Not the intro to You Shook Me All Night Long

Clearly these are not the words, but can you really fault the machine? Take a listen and you tell me what the real words are.

Finally, let’s take a look at another song, “I Love Rock N Roll” was difficult to translate, but we gotta give it to the AI for getting this part of the "I Love Rock N Roll" right:

… it would be long it was with me? Yeah, me and I could tell it wouldn't be long it was with me? Yeah. Me singing I love …

One of the most iconic lines of the song. But somehow, the transcript manages to not even pick up the words "I Love Rock N Roll" a SINGLE time. Perhaps this is because it’s not much louder than the claps and music in the background, perhaps it is because it is background vocals and the repetitive nature makes it hard for the AI to understand.

How Well Does AI Recognize RnB Music?

A couple of these RnB songs are throwbacks like "One Two Step" by Ciara, "Adorn" by Miguel, and "Umbrella" by Rihanna. The other two (more modern) songs we’ll pick to round out the RnB selection for this analysis are "Hotline Bling" by Drake, and "Kiss Me More" by Doja Cat.

Alright, let’s see how Speech Recognition technology does on RnB music.

Amazingly, the lowest WER score goes to "Hotline Bling" by Drake at 0.473. This is significantly better than anything else we’ve analyzed so far. It means that the AI managed to transcribe more than half of this song correctly. Unfortunately, that’s where the limits for AI Speech Recognition technology on RnB music come to a stop. The next lowest WER is 0.734 for "Umbrella" by Rihanna. What is it about Drake that makes him so easily understandable to automatic Speech Recognition technology? Could it be because he doesn’t exactly sing?

The next three songs from lowest to highest word error rates and their WER scores are "One Two Step" by Ciara at 0.758, "Kiss Me More" by Doja Cat feat SZA at 0.793, and "Adorn" by Miguel, which objectively should have been a more recognizable song, was the highest at 0.819. The average WER score among these five RnB songs is 0.715, which is the lowest so far, but still not promising.

“Hotline Bling” by Drake is actually transcribed remarkably well with automatic Speech Recognition. It, very impressively, manages to get the first couple bars almost entirely correct -

You used to call me on my you used to you used to yeah, you used to call me on my cellphone Late night when you need my love Call me on my cellphone Late night when you need my love And I know when the line … 

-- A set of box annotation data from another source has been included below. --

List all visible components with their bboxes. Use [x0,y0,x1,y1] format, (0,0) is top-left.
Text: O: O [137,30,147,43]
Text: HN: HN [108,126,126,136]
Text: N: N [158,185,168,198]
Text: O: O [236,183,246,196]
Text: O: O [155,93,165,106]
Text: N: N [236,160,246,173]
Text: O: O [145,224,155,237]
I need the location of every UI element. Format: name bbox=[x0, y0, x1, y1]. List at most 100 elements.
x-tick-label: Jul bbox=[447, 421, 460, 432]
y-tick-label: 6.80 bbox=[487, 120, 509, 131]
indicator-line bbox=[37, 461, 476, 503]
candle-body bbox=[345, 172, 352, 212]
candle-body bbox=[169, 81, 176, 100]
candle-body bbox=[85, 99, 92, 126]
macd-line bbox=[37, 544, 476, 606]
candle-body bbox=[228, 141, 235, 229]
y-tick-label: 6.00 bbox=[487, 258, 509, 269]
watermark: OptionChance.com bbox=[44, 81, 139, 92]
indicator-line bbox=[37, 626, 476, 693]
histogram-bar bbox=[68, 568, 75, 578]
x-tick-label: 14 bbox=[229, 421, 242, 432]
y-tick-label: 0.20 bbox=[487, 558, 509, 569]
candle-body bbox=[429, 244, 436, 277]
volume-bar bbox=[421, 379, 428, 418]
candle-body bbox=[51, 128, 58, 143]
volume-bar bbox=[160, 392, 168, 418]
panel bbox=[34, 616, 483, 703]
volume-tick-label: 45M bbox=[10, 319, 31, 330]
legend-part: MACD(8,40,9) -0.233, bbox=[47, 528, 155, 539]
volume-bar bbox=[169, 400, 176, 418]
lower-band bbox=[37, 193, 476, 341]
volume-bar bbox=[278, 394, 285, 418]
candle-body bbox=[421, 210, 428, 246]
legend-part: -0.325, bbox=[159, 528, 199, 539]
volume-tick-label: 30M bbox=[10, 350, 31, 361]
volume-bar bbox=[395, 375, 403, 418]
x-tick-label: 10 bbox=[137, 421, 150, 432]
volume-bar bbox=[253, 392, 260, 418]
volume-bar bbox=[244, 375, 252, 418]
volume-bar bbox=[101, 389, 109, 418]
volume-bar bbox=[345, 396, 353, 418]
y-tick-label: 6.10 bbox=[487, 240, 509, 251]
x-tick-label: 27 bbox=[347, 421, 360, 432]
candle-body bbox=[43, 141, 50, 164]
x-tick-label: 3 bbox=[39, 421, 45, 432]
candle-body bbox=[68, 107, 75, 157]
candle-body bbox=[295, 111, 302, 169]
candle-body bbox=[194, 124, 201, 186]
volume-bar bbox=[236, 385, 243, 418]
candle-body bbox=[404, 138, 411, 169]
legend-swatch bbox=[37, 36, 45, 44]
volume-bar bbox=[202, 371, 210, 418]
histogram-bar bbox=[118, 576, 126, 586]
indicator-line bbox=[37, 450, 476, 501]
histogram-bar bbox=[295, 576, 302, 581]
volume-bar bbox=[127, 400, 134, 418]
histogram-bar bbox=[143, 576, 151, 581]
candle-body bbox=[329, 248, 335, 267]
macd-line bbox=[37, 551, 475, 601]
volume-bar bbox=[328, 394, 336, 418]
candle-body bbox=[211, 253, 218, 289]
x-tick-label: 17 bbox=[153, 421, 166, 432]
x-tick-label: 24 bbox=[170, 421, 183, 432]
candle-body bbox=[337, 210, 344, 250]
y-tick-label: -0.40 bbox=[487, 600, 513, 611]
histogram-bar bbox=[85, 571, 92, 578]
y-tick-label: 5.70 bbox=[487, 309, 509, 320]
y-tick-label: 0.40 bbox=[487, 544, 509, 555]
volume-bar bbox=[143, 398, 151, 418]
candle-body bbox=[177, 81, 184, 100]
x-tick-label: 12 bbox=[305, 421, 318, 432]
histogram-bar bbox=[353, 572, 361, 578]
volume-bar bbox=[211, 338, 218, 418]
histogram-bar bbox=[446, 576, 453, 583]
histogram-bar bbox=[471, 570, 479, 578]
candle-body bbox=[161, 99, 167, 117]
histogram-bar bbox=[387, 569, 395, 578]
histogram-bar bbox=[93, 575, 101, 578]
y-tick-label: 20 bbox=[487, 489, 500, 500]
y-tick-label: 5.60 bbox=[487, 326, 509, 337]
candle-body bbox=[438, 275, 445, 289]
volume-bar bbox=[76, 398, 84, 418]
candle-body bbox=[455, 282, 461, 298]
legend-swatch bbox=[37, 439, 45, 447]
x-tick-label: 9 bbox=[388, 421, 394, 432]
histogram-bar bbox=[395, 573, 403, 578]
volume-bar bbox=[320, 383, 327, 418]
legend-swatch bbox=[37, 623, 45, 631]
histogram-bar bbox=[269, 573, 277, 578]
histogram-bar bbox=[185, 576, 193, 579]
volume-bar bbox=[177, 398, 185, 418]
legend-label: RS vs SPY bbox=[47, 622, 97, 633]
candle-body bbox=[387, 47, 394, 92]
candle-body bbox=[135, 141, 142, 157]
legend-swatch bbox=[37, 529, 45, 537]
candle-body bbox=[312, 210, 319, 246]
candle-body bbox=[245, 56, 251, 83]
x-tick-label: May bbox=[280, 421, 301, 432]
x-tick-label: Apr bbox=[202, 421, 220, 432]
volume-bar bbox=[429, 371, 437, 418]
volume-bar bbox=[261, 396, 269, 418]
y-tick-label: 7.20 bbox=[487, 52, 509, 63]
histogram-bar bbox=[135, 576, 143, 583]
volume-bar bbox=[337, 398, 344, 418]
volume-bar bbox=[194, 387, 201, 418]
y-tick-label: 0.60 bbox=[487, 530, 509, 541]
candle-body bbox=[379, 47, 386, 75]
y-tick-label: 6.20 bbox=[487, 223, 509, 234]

Literally only messing up “I know when that hotline bling” into “I know when the line please”, which is pretty incredible. First of all, I’m sure no one ever said “I know when that hotline bling” in real life prior to this song, and if you say it today, it’s probably ironic. If you listen to the rest of the song you’ll probably agree with our analysis that part of Drake’s interpretability to AI Speech Recognition technology is that he’s mostly talking, and not singing.

Special Feature - Rap God by Eminem

Alright, we all know Rap God by Eminem. Maybe you even, embarrassingly, tried to rap the fast part of this song at some point. It’s okay, we’ve all been there. We already know this song is hard for humans to transcribe, but let’s see how the AI does.

Given the speed of speech in this song, it should be difficult for Automatic Speech Recognition models to transcribe this song. That being said, the actual WER was 0.654!. This is the second most easily transcribed song by AI. Once again, it appears rap music is easier to recognize because it’s the closest to regular speech.

Conclusion

Our initial hypothesis that our AI transcription would get WER scores of higher than 0.95 turns out to be false, as not a single song was translated so poorly to only get 5% of the words right. Turns out, state of the art AI Speech Recognition technology like AssemblyAI’s Speech-to-Text API can recognize about 20 to 30% of lyrics in a song. If we were to strip out the background noise/music, and isolate just the vocals, we’d expect the lyrics to be transcribed much more accurately. Another option to increase AI recognition of song lyrics would be to fine tune a Speech Recognition model on songs, with singing and background noise making up a large population of the training data.